Frau. Watanabe ‚Driving Bitcoin Price Höher: Deutsche Bank

Mainstream-Finanziers wie BlackRock-CEO Larry Fink können behaupten, dass Bitcoin ein „Geldwäscheindex“ ist, aber ein neuer Bericht der Deutschen Bank AG besagt, dass der diesjährige Bitcoin-Preisanstieg nicht das Produkt eines Kriminellen ist Aktivität, es ist Frau Watanabe.

Wie Bloomberg berichtet, hat die japanische Niederlassung des deutschen Bankenriesen eine Note an Kunden ausgegeben, in der die dramatische Kundgebung des vierten Quartals für den Bitcoin-Preis der „Mrs. Watanabe „, ein Begriff, der umgangssprachlich für den archetypischen japanischen Kleinanleger verwendet wird: eine Hausfrau, die mit klugen Augen die Finanzen ihrer Familie verwaltet.

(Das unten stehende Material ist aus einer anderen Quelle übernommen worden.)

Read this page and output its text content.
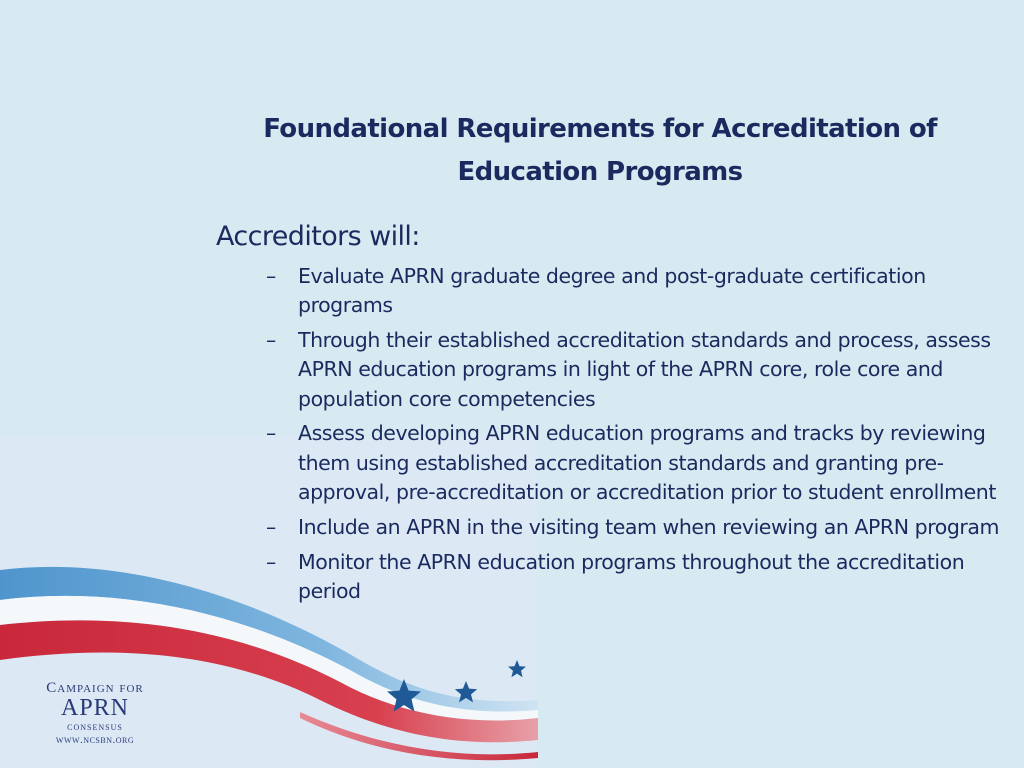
Foundational Requirements for Accreditation of Education Programs

Accreditors will:

– Evaluate APRN graduate degree and post-graduate certification programs
– Through their established accreditation standards and process, assess APRN education programs in light of the APRN core, role core and population core competencies
– Assess developing APRN education programs and tracks by reviewing them using established accreditation standards and granting pre-approval, pre-accreditation or accreditation prior to student enrollment
– Include an APRN in the visiting team when reviewing an APRN program
– Monitor the APRN education programs throughout the accreditation period
Campaign for
APRN
consensus
www.ncsbn.org
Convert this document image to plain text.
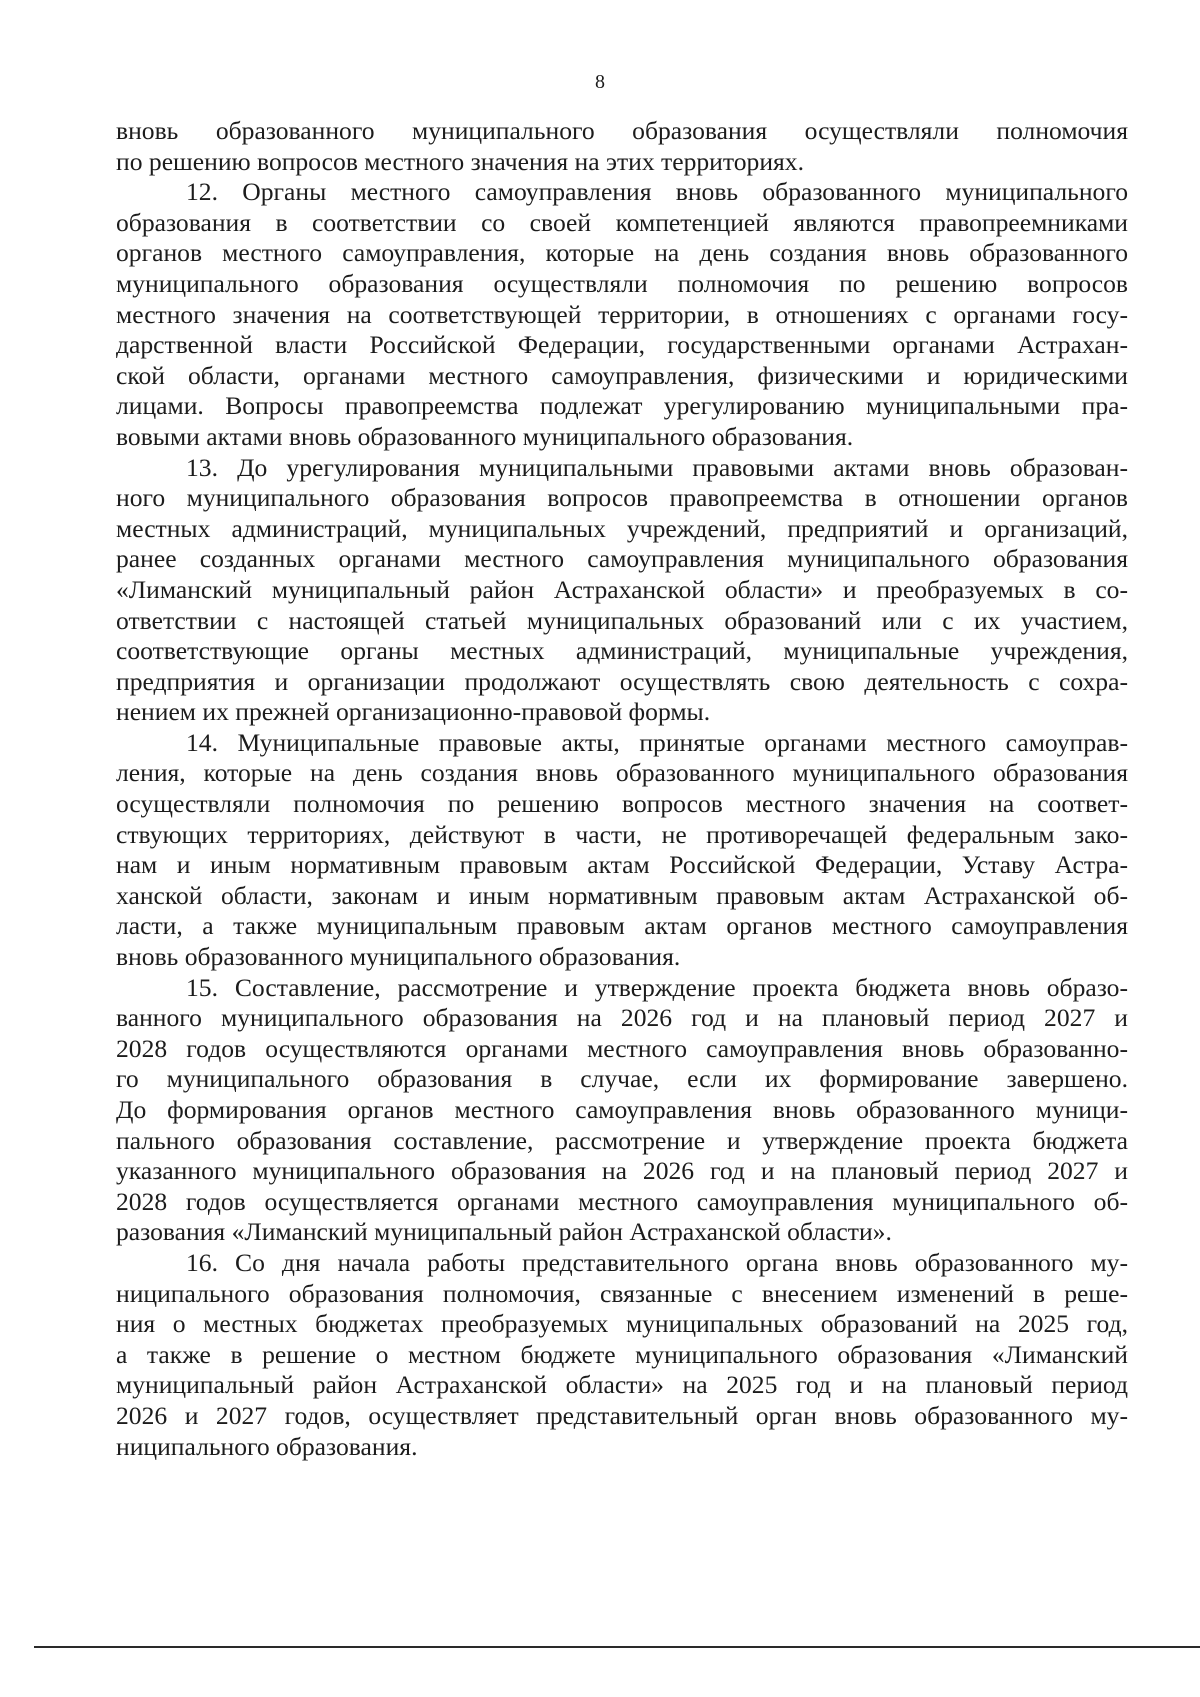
8
вновь образованного муниципального образования осуществляли полномочия
по решению вопросов местного значения на этих территориях.
12. Органы местного самоуправления вновь образованного муниципального
образования в соответствии со своей компетенцией являются правопреемниками
органов местного самоуправления, которые на день создания вновь образованного
муниципального образования осуществляли полномочия по решению вопросов
местного значения на соответствующей территории, в отношениях с органами госу-
дарственной власти Российской Федерации, государственными органами Астрахан-
ской области, органами местного самоуправления, физическими и юридическими
лицами. Вопросы правопреемства подлежат урегулированию муниципальными пра-
вовыми актами вновь образованного муниципального образования.
13. До урегулирования муниципальными правовыми актами вновь образован-
ного муниципального образования вопросов правопреемства в отношении органов
местных администраций, муниципальных учреждений, предприятий и организаций,
ранее созданных органами местного самоуправления муниципального образования
«Лиманский муниципальный район Астраханской области» и преобразуемых в со-
ответствии с настоящей статьей муниципальных образований или с их участием,
соответствующие органы местных администраций, муниципальные учреждения,
предприятия и организации продолжают осуществлять свою деятельность с сохра-
нением их прежней организационно-правовой формы.
14. Муниципальные правовые акты, принятые органами местного самоуправ-
ления, которые на день создания вновь образованного муниципального образования
осуществляли полномочия по решению вопросов местного значения на соответ-
ствующих территориях, действуют в части, не противоречащей федеральным зако-
нам и иным нормативным правовым актам Российской Федерации, Уставу Астра-
ханской области, законам и иным нормативным правовым актам Астраханской об-
ласти, а также муниципальным правовым актам органов местного самоуправления
вновь образованного муниципального образования.
15. Составление, рассмотрение и утверждение проекта бюджета вновь образо-
ванного муниципального образования на 2026 год и на плановый период 2027 и
2028 годов осуществляются органами местного самоуправления вновь образованно-
го муниципального образования в случае, если их формирование завершено.
До формирования органов местного самоуправления вновь образованного муници-
пального образования составление, рассмотрение и утверждение проекта бюджета
указанного муниципального образования на 2026 год и на плановый период 2027 и
2028 годов осуществляется органами местного самоуправления муниципального об-
разования «Лиманский муниципальный район Астраханской области».
16. Со дня начала работы представительного органа вновь образованного му-
ниципального образования полномочия, связанные с внесением изменений в реше-
ния о местных бюджетах преобразуемых муниципальных образований на 2025 год,
а также в решение о местном бюджете муниципального образования «Лиманский
муниципальный район Астраханской области» на 2025 год и на плановый период
2026 и 2027 годов, осуществляет представительный орган вновь образованного му-
ниципального образования.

Quelle: BitcoinWisdom / Bitfinex

Dass Frau Watanabe Bitcoin so bereitwillig annehmen würde, mag angesichts ihres vorsichtigen Rufs überraschend erscheinen, aber dieses Stereotyp ist seit einiger Zeit nicht mehr wahr. Angesichts der niedrigen Zinssätze im Inland waren viele Privatanleger in Japan in den letzten Jahrzehnten zu aktiven Devisenhändlern geworden – sie machten etwa 50 Prozent des gesamten Handels mit Handelsmargen aus.

Diese Investoren sehen den Handel mit Kryptowährung als eine natürliche Folge des Devisenhandels, allerdings mit der Möglichkeit, viel größere Renditen zu erzielen. Zum Beispiel, auf BitFlyer – der volumenstärkste japanische Bitcoin-Exchange – können Trader bis zu 15 Mal Hebelwirkung ausüben.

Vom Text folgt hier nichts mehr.